By Jack James
The Gem Movie Theater was located on the southwest corner of Main Street and Davis. It was quite an operation!
The long brick building was first owned by Charlie and Lou Moore. A general store operated by Mr. Moore and Jim Ingram ran in that building for several years. Then the store changed hands for many, many times until Mr. Lacey Berkley bought out the stock from its last renter, Vin Farmer. Berkley ran a grocery store there himself for several years. He rented the building for twelve dollars a month. After one year of operation, Berkley purchased the building.
In the 1930s, Berkley was approached by Clint Dunn who wanted to curtain off the back of the store and run a movie theater. Dunn used to show silent films on the side of the livery stables downtown. Feeling adventurous and spurred by the idea of talking moving pictures, the men moved the feed sacks and grocery goods to the back of the store and then they were in business. Customers sat on homemade benches and, many nights the building was so crowded that they had to sit on the wood planked floor. Business was so good that they moved the store to the building next door so they could use the entire building as a theater. They opened the doors two days a week on Saturdays and Tuesdays, showing a different film on each night. The admission price was ten cents.
Sometimes kids would sneak into the movies by hiding in the sacks and shelves of the store behind the curtain. The kids would quietly sneak from behind the curtain and sit in the floor in the front when the lights were dimmed and the movie began. Berkley was on constant guard. Several citizens of the area recalled that Berkley caught one of the boys one night who had stolen their way into the theater. Berkley gave him a spanking with an eighteen inch piece of boot strap leather in front of the entire movie crowd.
The theater was bought out eventually and to a man named Carl Dozier. The theater was IN business in Lavaca. The death toll for the Gem Theater, like many other area small town theaters, was the popularity of television in the 1950s. Someone once said, “People quit coming to the movies when the movies started coming to them.” Also, after World War II, the people gained in prosperity and were able to afford vehicles that could make the trip to Fort Smith without much problem. This began the decline of not only the Gem Theater but in local mom-and-pop grocery stores as well.
In the last four years of business, the building was used as a karate club, a fabric shop and a western store. Berkley sold the building to Leon Brown in 1972. Brown sold the place for $3000 to Roger Cook just a few months before he had the building torn down.
The property, along with others along Main Street on that block, is now the location of the beautiful Farmer’s Bank.

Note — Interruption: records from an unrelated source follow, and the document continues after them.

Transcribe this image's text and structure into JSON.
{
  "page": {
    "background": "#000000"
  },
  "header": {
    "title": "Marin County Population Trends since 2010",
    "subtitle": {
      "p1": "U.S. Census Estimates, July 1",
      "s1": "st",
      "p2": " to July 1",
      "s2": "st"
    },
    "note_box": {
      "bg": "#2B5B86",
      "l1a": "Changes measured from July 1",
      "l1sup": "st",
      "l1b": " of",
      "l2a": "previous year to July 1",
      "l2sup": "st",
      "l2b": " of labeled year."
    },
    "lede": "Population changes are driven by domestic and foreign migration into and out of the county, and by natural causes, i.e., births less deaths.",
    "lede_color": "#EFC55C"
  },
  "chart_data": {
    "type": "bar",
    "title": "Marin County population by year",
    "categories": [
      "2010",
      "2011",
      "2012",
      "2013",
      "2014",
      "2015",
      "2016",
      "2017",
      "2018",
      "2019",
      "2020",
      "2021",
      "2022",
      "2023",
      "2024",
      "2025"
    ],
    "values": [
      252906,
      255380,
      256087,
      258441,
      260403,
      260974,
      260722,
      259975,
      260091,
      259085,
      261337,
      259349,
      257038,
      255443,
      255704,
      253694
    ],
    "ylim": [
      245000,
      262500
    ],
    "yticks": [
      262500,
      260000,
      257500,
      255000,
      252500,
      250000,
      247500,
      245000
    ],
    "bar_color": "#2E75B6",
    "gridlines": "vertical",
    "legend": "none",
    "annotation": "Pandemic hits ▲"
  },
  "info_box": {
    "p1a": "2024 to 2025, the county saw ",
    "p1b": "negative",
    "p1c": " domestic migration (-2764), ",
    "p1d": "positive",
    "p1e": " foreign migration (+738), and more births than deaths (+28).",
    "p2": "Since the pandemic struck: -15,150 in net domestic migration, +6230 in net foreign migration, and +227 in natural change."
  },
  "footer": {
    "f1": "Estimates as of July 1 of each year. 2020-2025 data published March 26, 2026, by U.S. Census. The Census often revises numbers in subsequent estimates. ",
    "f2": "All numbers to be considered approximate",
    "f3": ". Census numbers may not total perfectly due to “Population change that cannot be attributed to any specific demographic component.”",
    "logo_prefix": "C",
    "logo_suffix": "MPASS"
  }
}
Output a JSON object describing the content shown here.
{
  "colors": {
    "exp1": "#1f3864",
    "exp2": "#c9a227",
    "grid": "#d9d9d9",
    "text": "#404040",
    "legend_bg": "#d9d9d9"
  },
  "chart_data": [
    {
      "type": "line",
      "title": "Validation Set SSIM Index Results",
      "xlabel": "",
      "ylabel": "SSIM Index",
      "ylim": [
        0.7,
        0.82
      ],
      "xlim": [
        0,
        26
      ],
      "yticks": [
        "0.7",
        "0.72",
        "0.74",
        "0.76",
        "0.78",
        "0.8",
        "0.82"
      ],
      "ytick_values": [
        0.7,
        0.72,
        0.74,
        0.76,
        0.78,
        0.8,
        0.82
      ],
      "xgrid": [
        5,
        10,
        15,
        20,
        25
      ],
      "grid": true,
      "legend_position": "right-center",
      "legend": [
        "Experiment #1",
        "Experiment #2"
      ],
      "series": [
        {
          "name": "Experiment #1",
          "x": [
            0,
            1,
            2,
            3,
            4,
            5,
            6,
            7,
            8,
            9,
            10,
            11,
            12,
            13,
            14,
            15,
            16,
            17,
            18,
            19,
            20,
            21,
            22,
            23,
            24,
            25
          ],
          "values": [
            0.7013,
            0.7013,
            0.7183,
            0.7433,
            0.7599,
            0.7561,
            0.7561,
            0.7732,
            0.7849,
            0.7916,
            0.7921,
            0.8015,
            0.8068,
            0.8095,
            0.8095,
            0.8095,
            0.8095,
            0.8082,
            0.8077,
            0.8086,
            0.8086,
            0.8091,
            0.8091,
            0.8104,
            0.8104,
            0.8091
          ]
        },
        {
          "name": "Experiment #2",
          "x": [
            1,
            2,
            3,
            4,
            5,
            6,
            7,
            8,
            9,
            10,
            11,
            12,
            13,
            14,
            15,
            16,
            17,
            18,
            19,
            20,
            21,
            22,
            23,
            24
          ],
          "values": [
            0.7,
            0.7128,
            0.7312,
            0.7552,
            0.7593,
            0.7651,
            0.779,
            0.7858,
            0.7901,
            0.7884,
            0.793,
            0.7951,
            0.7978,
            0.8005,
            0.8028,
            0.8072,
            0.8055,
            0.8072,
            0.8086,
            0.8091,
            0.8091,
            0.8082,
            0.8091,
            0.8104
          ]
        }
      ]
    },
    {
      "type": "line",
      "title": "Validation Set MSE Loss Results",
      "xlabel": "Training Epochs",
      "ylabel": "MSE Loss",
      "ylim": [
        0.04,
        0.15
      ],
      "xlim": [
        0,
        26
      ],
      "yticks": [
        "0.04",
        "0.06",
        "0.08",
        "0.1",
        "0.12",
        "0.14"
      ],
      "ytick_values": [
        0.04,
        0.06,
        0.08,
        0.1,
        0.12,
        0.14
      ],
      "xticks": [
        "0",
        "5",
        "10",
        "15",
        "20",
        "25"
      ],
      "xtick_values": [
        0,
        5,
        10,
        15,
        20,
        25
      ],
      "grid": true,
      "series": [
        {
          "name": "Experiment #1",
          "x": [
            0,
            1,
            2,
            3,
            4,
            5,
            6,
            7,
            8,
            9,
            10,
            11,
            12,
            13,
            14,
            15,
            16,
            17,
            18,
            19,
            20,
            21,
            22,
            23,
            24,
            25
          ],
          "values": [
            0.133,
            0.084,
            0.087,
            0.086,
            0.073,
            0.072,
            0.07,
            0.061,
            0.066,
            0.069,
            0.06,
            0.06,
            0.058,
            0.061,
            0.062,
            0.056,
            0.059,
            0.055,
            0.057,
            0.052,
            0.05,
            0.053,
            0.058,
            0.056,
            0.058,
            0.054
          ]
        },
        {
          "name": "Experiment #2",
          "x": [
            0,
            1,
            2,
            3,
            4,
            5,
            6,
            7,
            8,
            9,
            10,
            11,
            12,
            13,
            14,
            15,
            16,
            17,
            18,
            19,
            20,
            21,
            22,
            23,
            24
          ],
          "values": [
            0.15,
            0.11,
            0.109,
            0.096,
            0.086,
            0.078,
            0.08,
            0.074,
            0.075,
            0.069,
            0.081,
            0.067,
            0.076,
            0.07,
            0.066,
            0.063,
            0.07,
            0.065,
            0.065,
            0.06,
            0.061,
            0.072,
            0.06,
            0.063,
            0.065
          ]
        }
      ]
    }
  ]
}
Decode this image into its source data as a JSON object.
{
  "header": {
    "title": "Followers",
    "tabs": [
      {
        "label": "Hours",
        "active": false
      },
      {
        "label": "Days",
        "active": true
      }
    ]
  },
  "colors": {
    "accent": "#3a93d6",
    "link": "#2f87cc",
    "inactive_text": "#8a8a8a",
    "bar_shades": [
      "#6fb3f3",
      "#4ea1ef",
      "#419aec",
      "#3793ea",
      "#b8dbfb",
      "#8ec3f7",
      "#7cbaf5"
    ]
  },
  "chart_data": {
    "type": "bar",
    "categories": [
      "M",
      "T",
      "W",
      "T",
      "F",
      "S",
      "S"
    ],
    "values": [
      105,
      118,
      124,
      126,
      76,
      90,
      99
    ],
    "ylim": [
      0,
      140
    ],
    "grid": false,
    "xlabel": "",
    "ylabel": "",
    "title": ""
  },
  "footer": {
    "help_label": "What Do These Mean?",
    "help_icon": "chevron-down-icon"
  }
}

Joe Chronister recalled in a conversation about the theater that the admission fee was slowly raised to fifty-cents before the movie theater closed. That’s good money for a ticket in a small town in the mid-century. There were people telling stories of their times there and the movies they saw. Some told of their first date at their theater, about the nervousness they had. There were dates with future wives and husbands. The memories are good ones for everyone I have spoken to about it.